042 - Trapping Rain Water

Given n non-negative integers representing an elevation map where the width of each bar is 1, compute how much water it is able to trap after raining.

For example,
Given [0,1,0,2,1,0,1,3,2,1,2,1], return 6.

The above elevation map is represented by array [0,1,0,2,1,0,1,3,2,1,2,1]. In this case, 6 units of rain water (blue section) are being trapped. Thanks Marcos for contributing this image!

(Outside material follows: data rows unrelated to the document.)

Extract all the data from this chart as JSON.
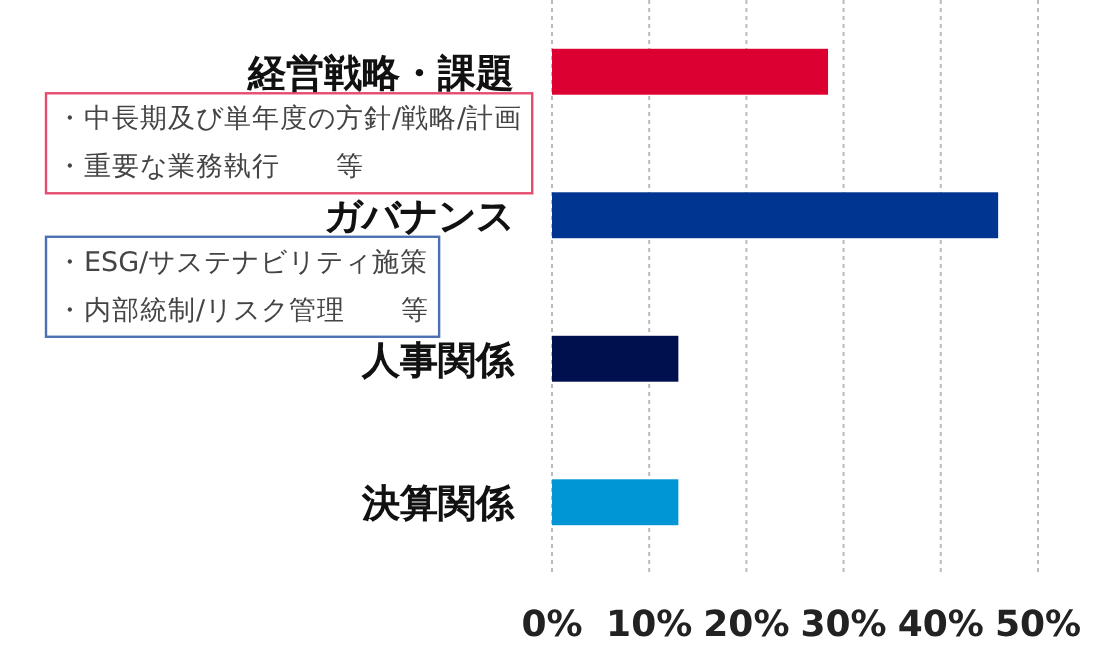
{
  "chart_data": {
    "type": "bar",
    "orientation": "horizontal",
    "categories": [
      "経営戦略・課題",
      "ガバナンス",
      "人事関係",
      "決算関係"
    ],
    "values": [
      28.4,
      45.9,
      13.0,
      13.0
    ],
    "colors": [
      "#dc0032",
      "#003591",
      "#00104f",
      "#0096d6"
    ],
    "xlim": [
      0,
      50
    ],
    "xticks": [
      {
        "value": 0,
        "label": "0%"
      },
      {
        "value": 10,
        "label": "10%"
      },
      {
        "value": 20,
        "label": "20%"
      },
      {
        "value": 30,
        "label": "30%"
      },
      {
        "value": 40,
        "label": "40%"
      },
      {
        "value": 50,
        "label": "50%"
      }
    ],
    "grid": "x",
    "annotations": [
      "・中長期及び単年度の方針/戦略/計画",
      "・重要な業務執行　　等",
      "・ESG/サステナビリティ施策",
      "・内部統制/リスク管理　　等"
    ]
  }
}
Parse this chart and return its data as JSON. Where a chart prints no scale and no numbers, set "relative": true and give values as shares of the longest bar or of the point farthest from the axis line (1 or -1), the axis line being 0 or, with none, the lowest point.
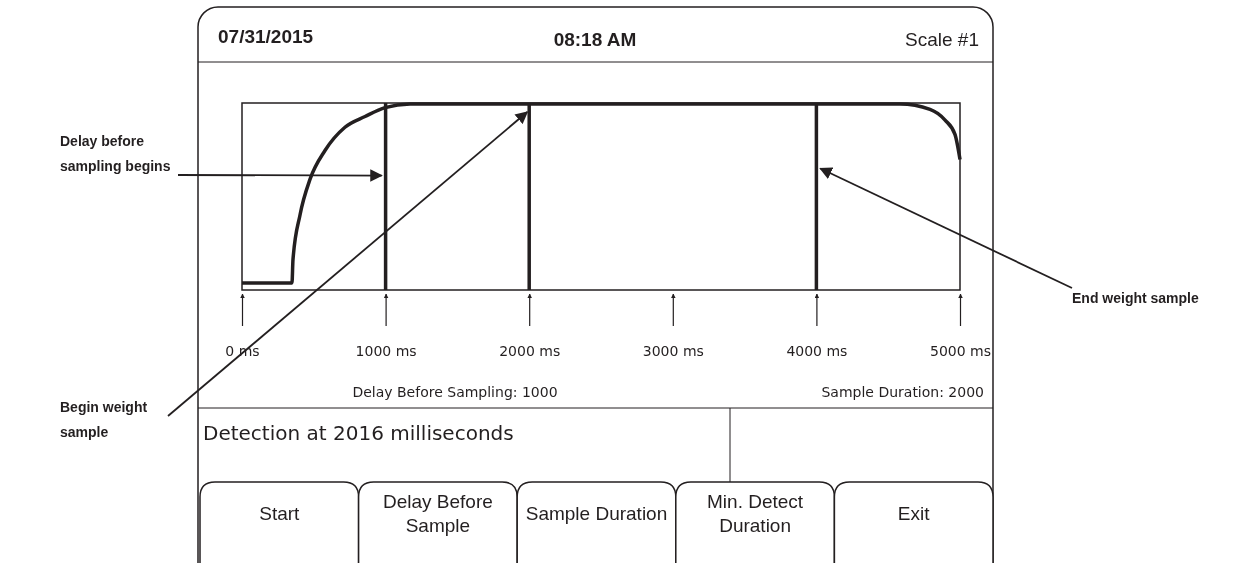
{
  "chart_data": {
    "type": "line",
    "relative": true,
    "x": [
      0,
      348,
      355,
      404,
      474,
      578,
      717,
      857,
      996,
      1170,
      4582,
      4791,
      4896,
      4965,
      5000
    ],
    "series": [
      {
        "color": "#231f20",
        "values": [
          0,
          0,
          0.13,
          0.38,
          0.58,
          0.74,
          0.87,
          0.93,
          0.98,
          1,
          1,
          0.97,
          0.91,
          0.83,
          0.69
        ]
      }
    ],
    "xlim": [
      0,
      5000
    ],
    "xticks": [
      {
        "value": 0,
        "label": "0 ms"
      },
      {
        "value": 1000,
        "label": "1000 ms"
      },
      {
        "value": 2000,
        "label": "2000 ms"
      },
      {
        "value": 3000,
        "label": "3000 ms"
      },
      {
        "value": 4000,
        "label": "4000 ms"
      },
      {
        "value": 5000,
        "label": "5000 ms"
      }
    ],
    "ref_lines": [
      {
        "axis": "x",
        "value": 1000,
        "color": "#231f20"
      },
      {
        "axis": "x",
        "value": 2000,
        "color": "#231f20"
      },
      {
        "axis": "x",
        "value": 4000,
        "color": "#231f20"
      }
    ],
    "annotations": [
      {
        "text": "Delay before sampling begins",
        "x": 1000,
        "y": 0.6
      },
      "Begin weight sample",
      {
        "text": "End weight sample",
        "x": 4000,
        "y": 0.64
      },
      "07/31/2015",
      "08:18 AM",
      "Scale #1",
      "Delay Before Sampling:  1000",
      "Sample Duration: 2000",
      "Detection at 2016 milliseconds",
      "Start",
      "Delay Before Sample",
      "Sample Duration",
      "Min. Detect Duration",
      "Exit"
    ]
  }
}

int findleft(int *height, int size, int loc)
{
	if (height[loc - 1] <= height[loc]) return -1;
	else return loc - 1;
}

int findright(int *height, int size, int loc)
{
	int i, right = -1;
	for (i = loc + 1; i < size; i++) {
		if ((height[i] > height[loc]))
			if (right < 0)
				right = i;
			else if (height[i] > height[right])
				right = i;
		if (height[right] >= height[loc - 1]) break;
	}
	return right;
}

int trap(int* height, int heightSize) 
{
	int i, j, left, right;
	int ret = 0;
	for (i = 1; i < heightSize - 1; i++) {
		left = findleft(height, heightSize, i);
		right = findright(height, heightSize, i);
		if (left >= 0 && right > 0) {
			int h = height[left] < height[right]? height[left]:height[right];
			for (j = left + 1; j < right; j++) {
				ret += h - height[j];
			}	
			i = right;
		}
	}

	return ret;
}